No clear answer for the Fed
The simultaneous boom in hiring and spike in joblessness poses a challenge for the Fed ahead of its next policy meeting in June.
Fed officials have been pondering whether to pause their rapid series of rate hikes, which began in March 2022, later this month.
While inflation is falling steadily and the broader economy is slowing, stubbornly high price growth and steady job gains have raised tough questions for the Fed.
Many market commentators noted that the mixed May jobs report will offer Fed officials the opportunity to cherry-pick the data they like to build a narrative for the economy that they’d most like to see.
“Job growth is humungous, but unemployment is up and wage growth slowing,” New York Times columnist Paul Krugman wrote Friday. “If you want to make the case that the economy is running too hot, and we need more rate hikes, you can find data to support that. If you want to argue that a soft landing is in progress, there are numbers for that too.”

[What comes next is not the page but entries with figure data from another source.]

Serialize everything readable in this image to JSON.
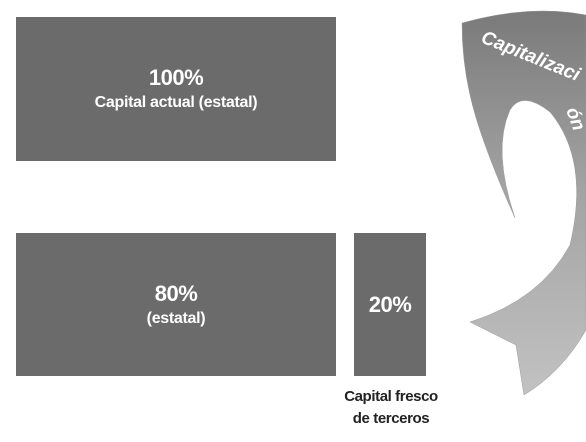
{
  "boxes": {
    "current": {
      "percent": "100%",
      "label": "Capital actual (estatal)"
    },
    "state": {
      "percent": "80%",
      "label": "(estatal)"
    },
    "fresh": {
      "percent": "20%"
    }
  },
  "fresh_caption": {
    "line1": "Capital fresco",
    "line2": "de terceros"
  },
  "arrow": {
    "label": "Capitalizaci",
    "label_cont": "ón"
  },
  "colors": {
    "box": "#6b6b6b",
    "arrow_dark": "#7a7a7a",
    "arrow_light": "#b8b8b8"
  }
}
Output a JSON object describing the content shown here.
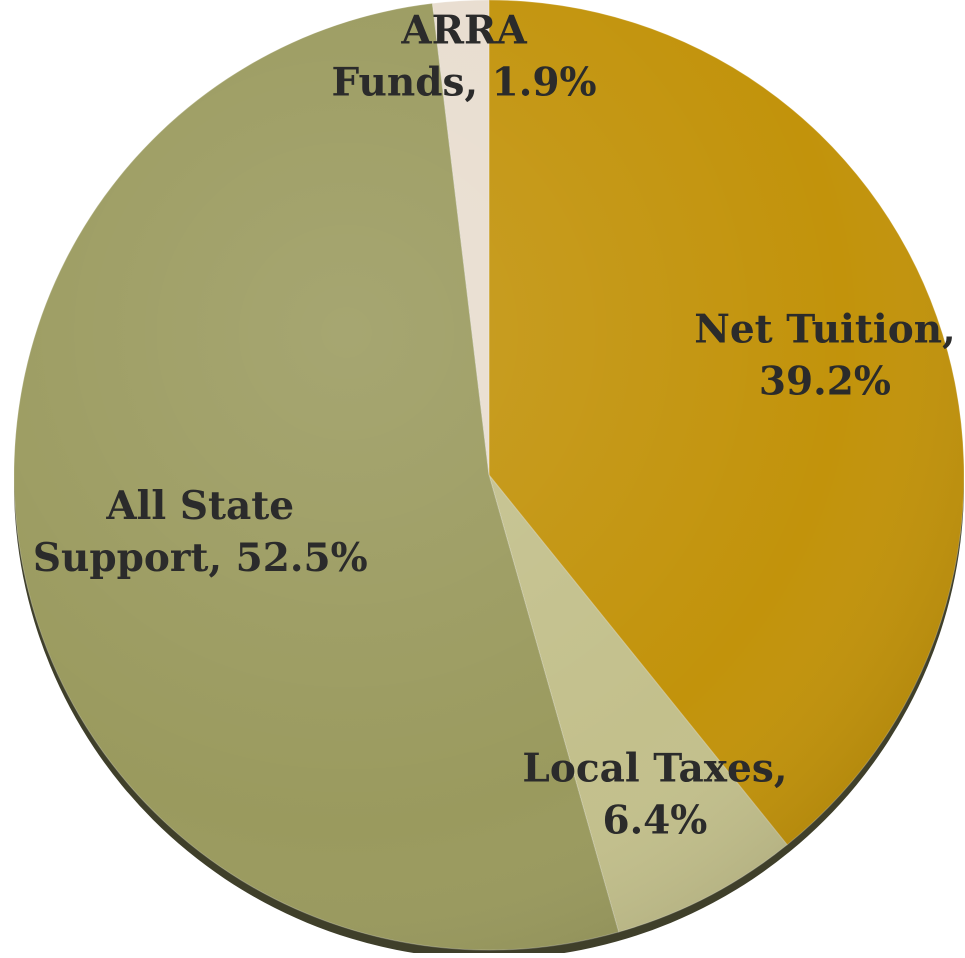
{
  "chart_data": {
    "type": "pie",
    "title": "",
    "start": "12 o'clock",
    "direction": "clockwise",
    "labels_inside": true,
    "slices": [
      {
        "name": "Net Tuition",
        "value": 39.2,
        "label_line1": "Net Tuition,",
        "label_line2": "39.2%",
        "color": "#C2930B"
      },
      {
        "name": "Local Taxes",
        "value": 6.4,
        "label_line1": "Local Taxes,",
        "label_line2": "6.4%",
        "color": "#C3C08C"
      },
      {
        "name": "All State Support",
        "value": 52.5,
        "label_line1": "All State",
        "label_line2": "Support, 52.5%",
        "color": "#9A9A5E"
      },
      {
        "name": "ARRA Funds",
        "value": 1.9,
        "label_line1": "ARRA",
        "label_line2": "Funds, 1.9%",
        "color": "#E8DDCF"
      }
    ]
  }
}
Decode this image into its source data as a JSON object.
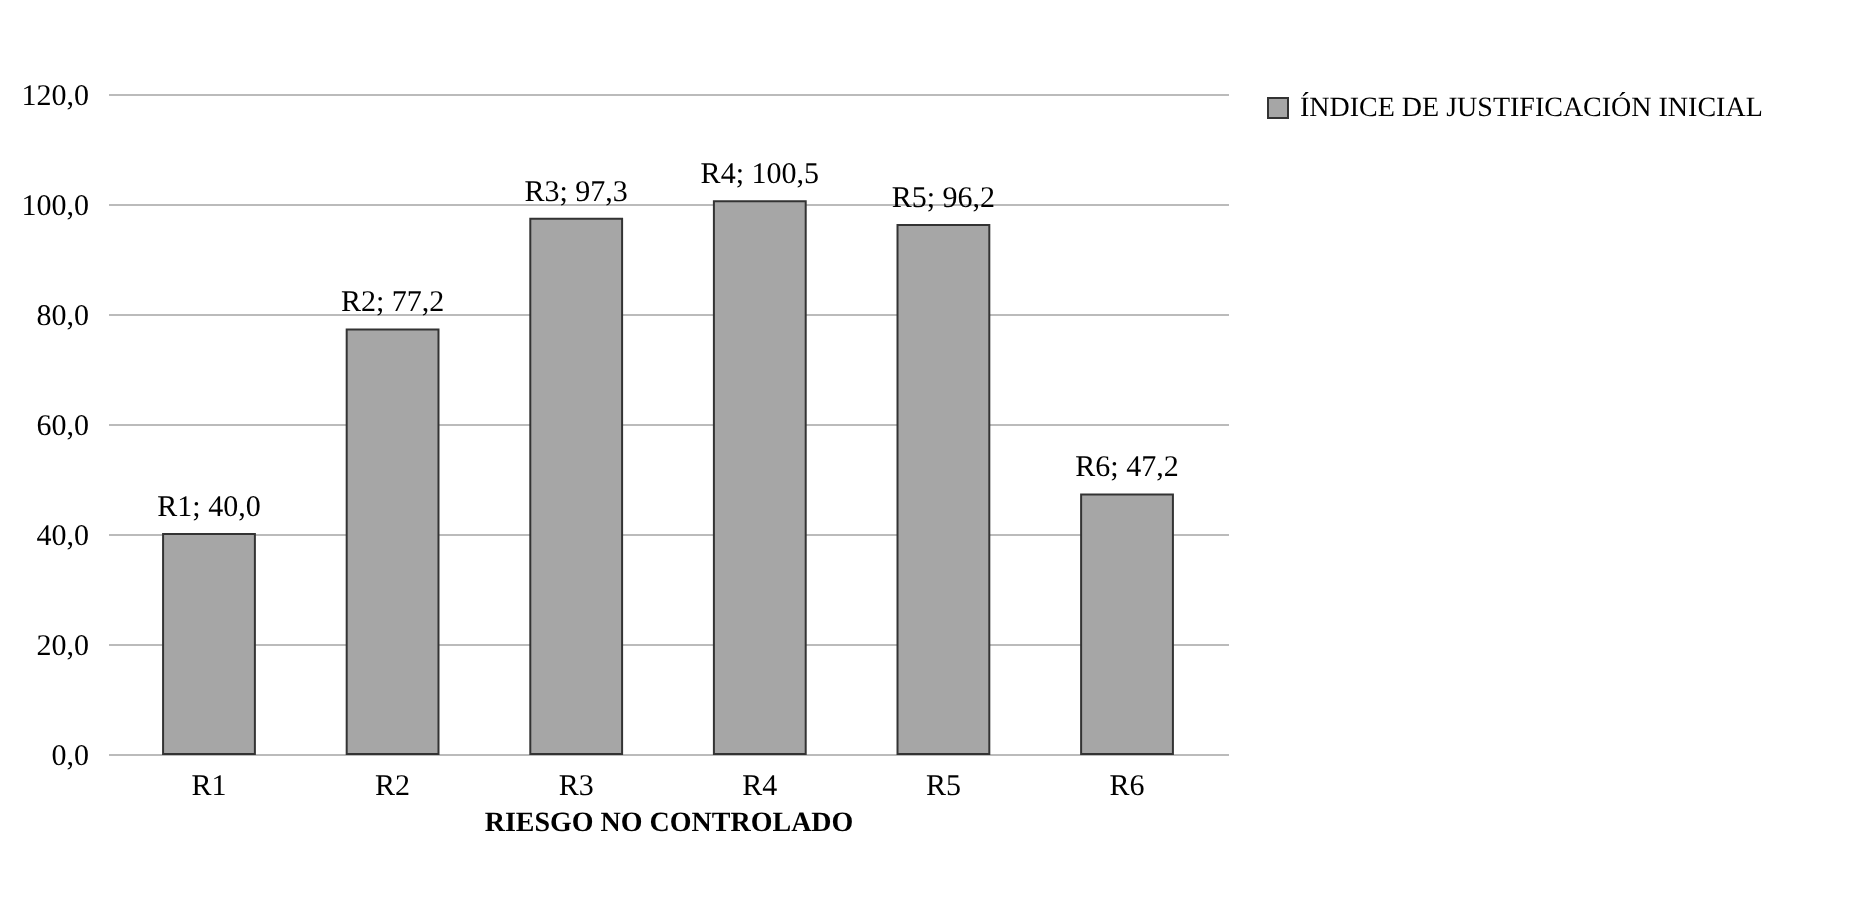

Markets currently expect the Fed to pause at its next rate-setting committee meeting later this month.
“Not a ton to glean from this report. Things are probably fine but [we] don’t want to sound complacent. [There are] more conflicting signals in contrast to the last two reports, when job growth was uniformly impressive,” Skanda Amarnath, director of the Employ America think tank, which advocates for high levels of employment, wrote Friday.